President Biden organised a summit gathering at the White House on Thursday to condemn white supremacy and other types of racism. He called on Americans to speak out against prejudice, and he took a veiled shot at former President Donald J. Trump for, in his opinion, countingenancing hate-fueled violence.
The President of the United States said to a restricted audience that included activists and family members of victims of hate-motivated crimes, “In the United States of America, evil will not triumph, will not prevail.” “And those who believe in white supremacy will not get the last word.”
Mr. Biden has maintained for a long time that he made the decision to run for president after a white nationalist rally in Charlottesville, Virginia, in 2017 descended into violence and Mr.
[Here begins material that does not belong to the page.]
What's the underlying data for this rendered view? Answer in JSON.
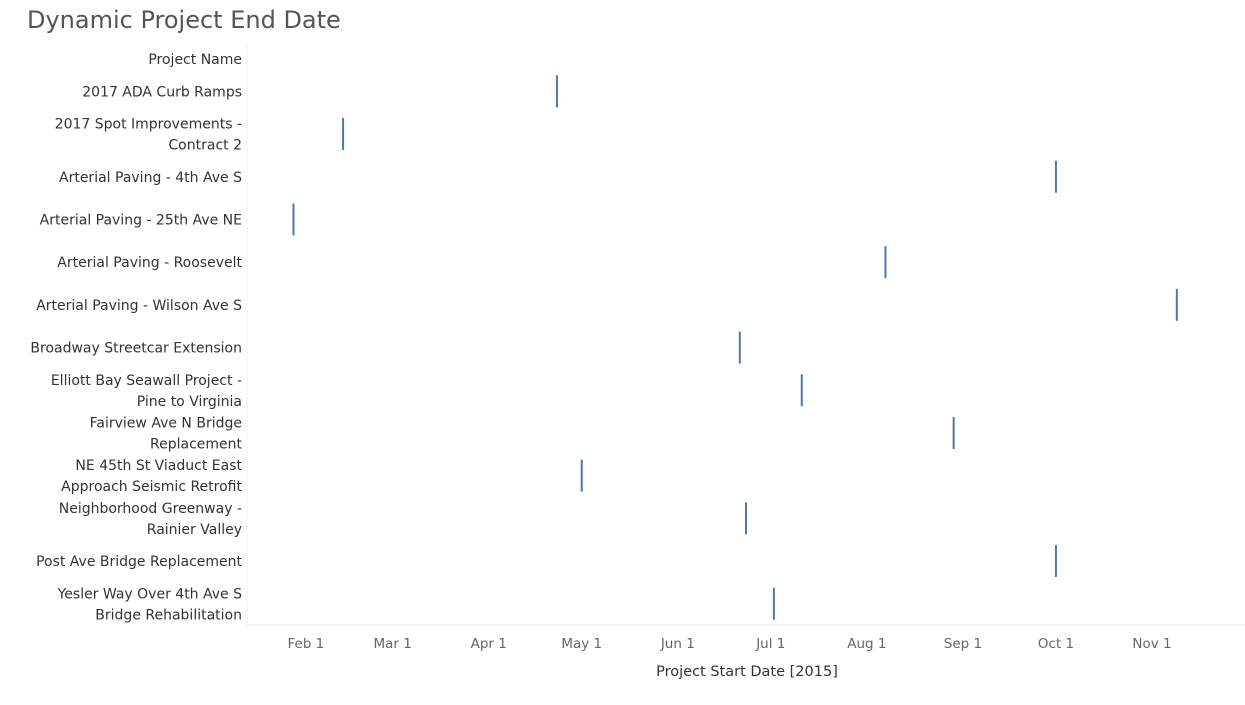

Trump stated that there were “very fine people on both sides” of the conflict between the protesters and the counterprotesters. In order to hammer home this point, Mr. Biden was presented with an introduction on Thursday by Susan Bro, whose daughter Heather Heyer was one of the people who was murdered by a vehicle during the demonstration in Charlottesville.
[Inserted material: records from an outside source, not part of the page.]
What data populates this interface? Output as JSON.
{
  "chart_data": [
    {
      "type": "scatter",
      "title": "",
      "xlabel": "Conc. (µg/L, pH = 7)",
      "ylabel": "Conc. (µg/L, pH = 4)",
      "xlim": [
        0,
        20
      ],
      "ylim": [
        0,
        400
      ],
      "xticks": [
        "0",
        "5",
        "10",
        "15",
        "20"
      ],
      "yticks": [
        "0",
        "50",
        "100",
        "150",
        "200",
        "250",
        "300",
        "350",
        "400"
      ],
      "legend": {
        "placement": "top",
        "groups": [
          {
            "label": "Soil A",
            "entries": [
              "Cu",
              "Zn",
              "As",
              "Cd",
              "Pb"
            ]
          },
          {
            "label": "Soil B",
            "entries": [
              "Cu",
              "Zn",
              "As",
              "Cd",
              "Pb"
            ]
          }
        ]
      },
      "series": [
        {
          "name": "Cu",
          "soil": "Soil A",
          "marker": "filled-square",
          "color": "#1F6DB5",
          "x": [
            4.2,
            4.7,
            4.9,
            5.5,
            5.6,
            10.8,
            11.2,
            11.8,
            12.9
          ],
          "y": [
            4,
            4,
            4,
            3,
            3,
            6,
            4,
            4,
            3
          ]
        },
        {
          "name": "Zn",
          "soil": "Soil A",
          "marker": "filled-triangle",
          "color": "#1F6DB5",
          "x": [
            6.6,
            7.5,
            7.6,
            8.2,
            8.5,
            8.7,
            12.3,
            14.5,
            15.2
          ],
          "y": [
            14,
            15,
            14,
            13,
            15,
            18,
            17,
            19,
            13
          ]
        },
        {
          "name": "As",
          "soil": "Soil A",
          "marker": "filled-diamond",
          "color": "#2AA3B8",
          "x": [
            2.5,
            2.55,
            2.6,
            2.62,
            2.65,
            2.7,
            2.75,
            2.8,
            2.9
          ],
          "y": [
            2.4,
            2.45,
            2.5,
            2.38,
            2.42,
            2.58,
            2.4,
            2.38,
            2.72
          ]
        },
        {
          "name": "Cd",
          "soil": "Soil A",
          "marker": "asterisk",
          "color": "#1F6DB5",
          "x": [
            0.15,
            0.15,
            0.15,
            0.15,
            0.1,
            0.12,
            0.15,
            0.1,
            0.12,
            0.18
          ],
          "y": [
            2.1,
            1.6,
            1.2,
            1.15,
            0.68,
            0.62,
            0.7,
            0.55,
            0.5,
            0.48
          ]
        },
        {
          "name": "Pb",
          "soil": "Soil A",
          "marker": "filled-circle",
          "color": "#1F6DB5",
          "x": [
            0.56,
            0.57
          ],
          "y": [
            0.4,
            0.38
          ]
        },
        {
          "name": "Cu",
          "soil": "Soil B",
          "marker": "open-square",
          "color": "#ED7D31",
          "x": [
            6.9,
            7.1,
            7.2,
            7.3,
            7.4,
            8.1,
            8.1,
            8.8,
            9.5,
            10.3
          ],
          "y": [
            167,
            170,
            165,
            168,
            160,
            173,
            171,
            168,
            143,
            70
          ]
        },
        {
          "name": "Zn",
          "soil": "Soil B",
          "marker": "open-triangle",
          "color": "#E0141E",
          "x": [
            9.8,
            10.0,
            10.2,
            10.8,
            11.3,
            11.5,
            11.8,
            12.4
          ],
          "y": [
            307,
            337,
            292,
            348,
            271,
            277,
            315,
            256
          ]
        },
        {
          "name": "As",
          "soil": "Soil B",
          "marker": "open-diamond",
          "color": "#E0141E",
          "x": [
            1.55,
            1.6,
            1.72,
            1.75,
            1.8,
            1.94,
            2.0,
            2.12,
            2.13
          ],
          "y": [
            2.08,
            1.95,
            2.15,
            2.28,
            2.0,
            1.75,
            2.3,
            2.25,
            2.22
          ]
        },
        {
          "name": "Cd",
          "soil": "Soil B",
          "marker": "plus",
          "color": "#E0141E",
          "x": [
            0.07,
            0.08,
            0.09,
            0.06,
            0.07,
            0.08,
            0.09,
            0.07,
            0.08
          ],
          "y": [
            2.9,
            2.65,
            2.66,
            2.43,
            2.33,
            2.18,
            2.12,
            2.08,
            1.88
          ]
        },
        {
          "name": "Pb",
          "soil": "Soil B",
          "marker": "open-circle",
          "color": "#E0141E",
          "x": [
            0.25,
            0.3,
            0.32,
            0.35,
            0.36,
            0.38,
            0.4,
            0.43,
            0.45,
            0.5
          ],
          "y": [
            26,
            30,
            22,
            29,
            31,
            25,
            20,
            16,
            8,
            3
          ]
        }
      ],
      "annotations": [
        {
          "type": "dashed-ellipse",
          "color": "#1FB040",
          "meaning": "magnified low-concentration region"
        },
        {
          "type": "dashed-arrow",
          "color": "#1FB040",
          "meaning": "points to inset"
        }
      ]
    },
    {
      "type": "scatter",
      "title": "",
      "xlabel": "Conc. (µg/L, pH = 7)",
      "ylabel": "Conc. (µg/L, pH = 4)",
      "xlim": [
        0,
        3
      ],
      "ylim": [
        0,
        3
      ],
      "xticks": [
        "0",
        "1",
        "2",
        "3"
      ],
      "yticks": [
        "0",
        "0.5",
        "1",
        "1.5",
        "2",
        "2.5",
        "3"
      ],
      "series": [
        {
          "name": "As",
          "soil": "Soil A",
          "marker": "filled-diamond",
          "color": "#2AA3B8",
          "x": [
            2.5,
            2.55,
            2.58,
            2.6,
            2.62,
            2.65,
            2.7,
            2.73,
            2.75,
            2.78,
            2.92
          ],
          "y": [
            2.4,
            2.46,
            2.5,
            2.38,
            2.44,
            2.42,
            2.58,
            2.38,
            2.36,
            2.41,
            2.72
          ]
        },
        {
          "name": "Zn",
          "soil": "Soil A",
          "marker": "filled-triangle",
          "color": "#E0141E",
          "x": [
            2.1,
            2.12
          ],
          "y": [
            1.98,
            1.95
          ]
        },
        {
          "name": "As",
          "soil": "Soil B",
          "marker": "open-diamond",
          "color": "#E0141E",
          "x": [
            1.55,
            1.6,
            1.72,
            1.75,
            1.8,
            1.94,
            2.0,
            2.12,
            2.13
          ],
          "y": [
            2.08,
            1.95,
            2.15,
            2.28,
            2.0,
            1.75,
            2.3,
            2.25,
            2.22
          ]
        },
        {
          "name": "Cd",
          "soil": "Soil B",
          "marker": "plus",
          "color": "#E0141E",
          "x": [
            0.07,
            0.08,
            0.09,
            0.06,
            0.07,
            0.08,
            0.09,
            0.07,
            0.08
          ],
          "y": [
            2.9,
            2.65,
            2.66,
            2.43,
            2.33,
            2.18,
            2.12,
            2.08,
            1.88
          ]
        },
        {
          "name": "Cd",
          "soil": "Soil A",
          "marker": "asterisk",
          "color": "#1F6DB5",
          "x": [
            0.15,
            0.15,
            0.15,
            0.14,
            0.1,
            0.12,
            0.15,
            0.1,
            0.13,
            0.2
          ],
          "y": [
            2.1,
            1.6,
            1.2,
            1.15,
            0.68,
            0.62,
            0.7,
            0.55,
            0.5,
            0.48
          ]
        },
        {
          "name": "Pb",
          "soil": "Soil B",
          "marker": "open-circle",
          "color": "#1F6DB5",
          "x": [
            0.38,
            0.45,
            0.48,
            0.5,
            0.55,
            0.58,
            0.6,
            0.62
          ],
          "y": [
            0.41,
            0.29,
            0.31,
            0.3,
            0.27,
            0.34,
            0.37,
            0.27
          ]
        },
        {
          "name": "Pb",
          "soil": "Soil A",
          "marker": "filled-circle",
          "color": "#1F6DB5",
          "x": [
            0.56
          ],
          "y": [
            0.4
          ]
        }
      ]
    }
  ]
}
The conference titled “United We Stand,” on the other hand, brought to light the difficulties associated with Mr. Biden’s vision of togetherness. Although several Republican mayors and a longstanding Republican pundit who has been critical of Mr. Trump, Ana Navarro, was invited to speak by the White House, no nationally renowned Republican elected officials took part in the event. A variety of nonpartisan and bipartisan initiatives were also highlighted during the event. One of these initiatives was a new organisation that had been founded by former presidential aides to combat what the organisation referred to as “a growing tide of hate-fueled violence in America.”
The group, which goes by the name Dignity.us, was established by four individuals who had previously worked as domestic policy advisers in the White House. These individuals are as follows: John Bridgeland, who served under President George W. Bush; Joe Grogan, who served under Mr. Trump; Melody Barnes and Cecilia Muoz, who served under President Barack Obama.
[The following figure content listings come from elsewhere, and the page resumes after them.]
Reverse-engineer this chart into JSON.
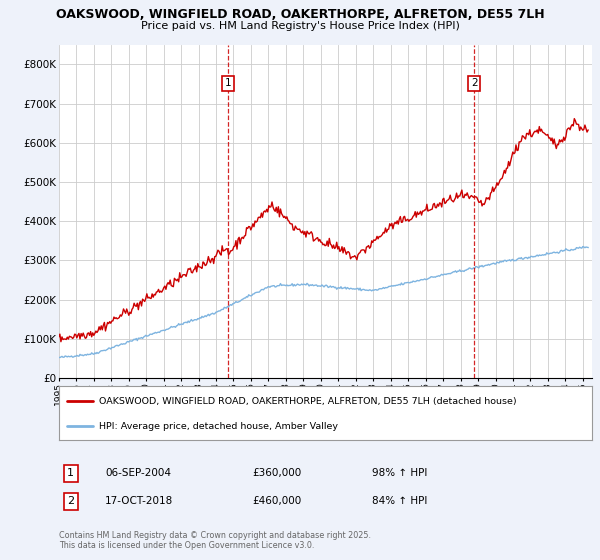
{
  "title_line1": "OAKSWOOD, WINGFIELD ROAD, OAKERTHORPE, ALFRETON, DE55 7LH",
  "title_line2": "Price paid vs. HM Land Registry's House Price Index (HPI)",
  "ylim": [
    0,
    850000
  ],
  "yticks": [
    0,
    100000,
    200000,
    300000,
    400000,
    500000,
    600000,
    700000,
    800000
  ],
  "ytick_labels": [
    "£0",
    "£100K",
    "£200K",
    "£300K",
    "£400K",
    "£500K",
    "£600K",
    "£700K",
    "£800K"
  ],
  "property_color": "#cc0000",
  "hpi_color": "#7eb4e0",
  "marker1_x": 2004.68,
  "marker2_x": 2018.79,
  "legend_property": "OAKSWOOD, WINGFIELD ROAD, OAKERTHORPE, ALFRETON, DE55 7LH (detached house)",
  "legend_hpi": "HPI: Average price, detached house, Amber Valley",
  "footnote": "Contains HM Land Registry data © Crown copyright and database right 2025.\nThis data is licensed under the Open Government Licence v3.0.",
  "background_color": "#eef2fa",
  "plot_background": "#ffffff",
  "grid_color": "#cccccc"
}
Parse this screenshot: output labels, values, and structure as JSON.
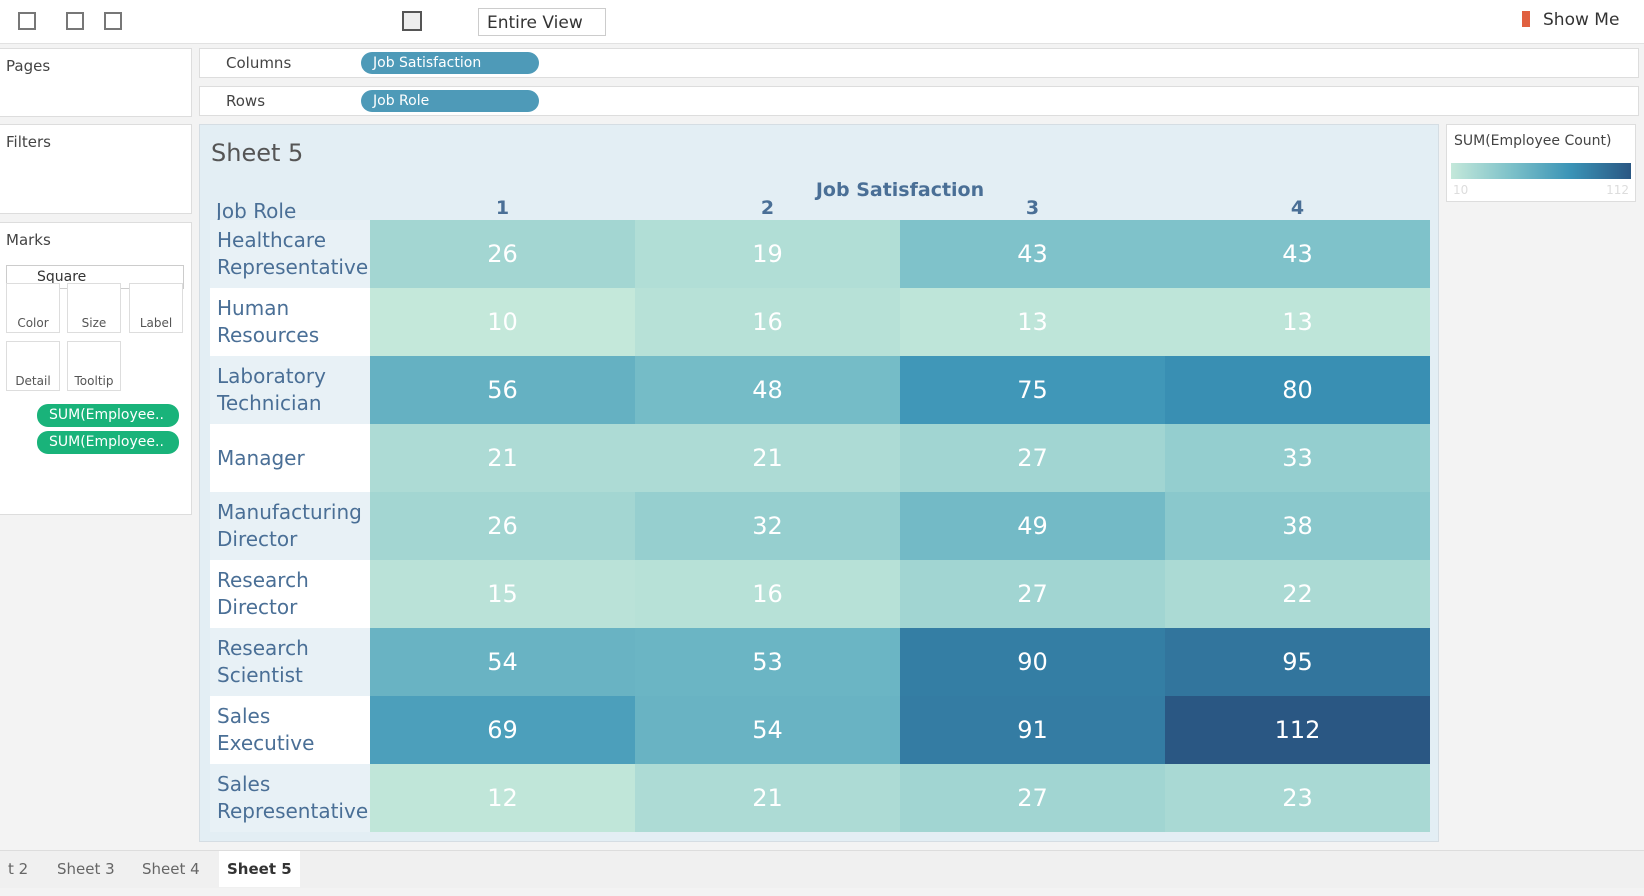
{
  "toolbar": {
    "view": "Entire View",
    "show_me": "Show Me"
  },
  "panels": {
    "pages": "Pages",
    "filters": "Filters",
    "marks": "Marks",
    "mark_type": "Square",
    "mark_buttons": [
      "Color",
      "Size",
      "Label",
      "Detail",
      "Tooltip"
    ],
    "mark_pills": [
      "SUM(Employee..",
      "SUM(Employee.."
    ]
  },
  "shelves": {
    "columns": {
      "label": "Columns",
      "pill": "Job Satisfaction"
    },
    "rows": {
      "label": "Rows",
      "pill": "Job Role"
    }
  },
  "chart_data": {
    "type": "heatmap",
    "title": "Sheet 5",
    "x_label": "Job Satisfaction",
    "y_label": "Job Role",
    "categories": [
      "1",
      "2",
      "3",
      "4"
    ],
    "rows": [
      "Healthcare Representative",
      "Human Resources",
      "Laboratory Technician",
      "Manager",
      "Manufacturing Director",
      "Research Director",
      "Research Scientist",
      "Sales Executive",
      "Sales Representative"
    ],
    "values": [
      [
        26,
        19,
        43,
        43
      ],
      [
        10,
        16,
        13,
        13
      ],
      [
        56,
        48,
        75,
        80
      ],
      [
        21,
        21,
        27,
        33
      ],
      [
        26,
        32,
        49,
        38
      ],
      [
        15,
        16,
        27,
        22
      ],
      [
        54,
        53,
        90,
        95
      ],
      [
        69,
        54,
        91,
        112
      ],
      [
        12,
        21,
        27,
        23
      ]
    ],
    "colorscale": {
      "title": "SUM(Employee Count)",
      "min": 10,
      "max": 112,
      "colors": [
        "#c4e8da",
        "#7dc1c9",
        "#3a93b6",
        "#2a5783"
      ]
    }
  },
  "tabs": [
    "t 2",
    "Sheet 3",
    "Sheet 4",
    "Sheet 5"
  ]
}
Even while he did not directly address Mr. Trump by name, Mr. Biden ridiculed the way in which his predecessor handled the violence in Charlottesville. “When the previous man was asked what did he think, he said he felt there were some wonderful individuals on both sides,” Mr. Biden said.
The meeting took place two weeks after former President Joe Biden offered a harsh condemnation of President Trump and the “MAGA Republicans” as being inherently anti-democratic. However, the president provided a response to those detractors who have said that he is the one who is causing division in the United States.
He said, “There are those people who think that if we bring this up, we are simply going to split the nation.” Bring it up, and we will put an end to it rather than keeping quiet about it.
Later on, he addressed the crowd, saying, “Folks, we cannot be frightened by people who are talking about this as if we’re some kind of wacko liberal lot.”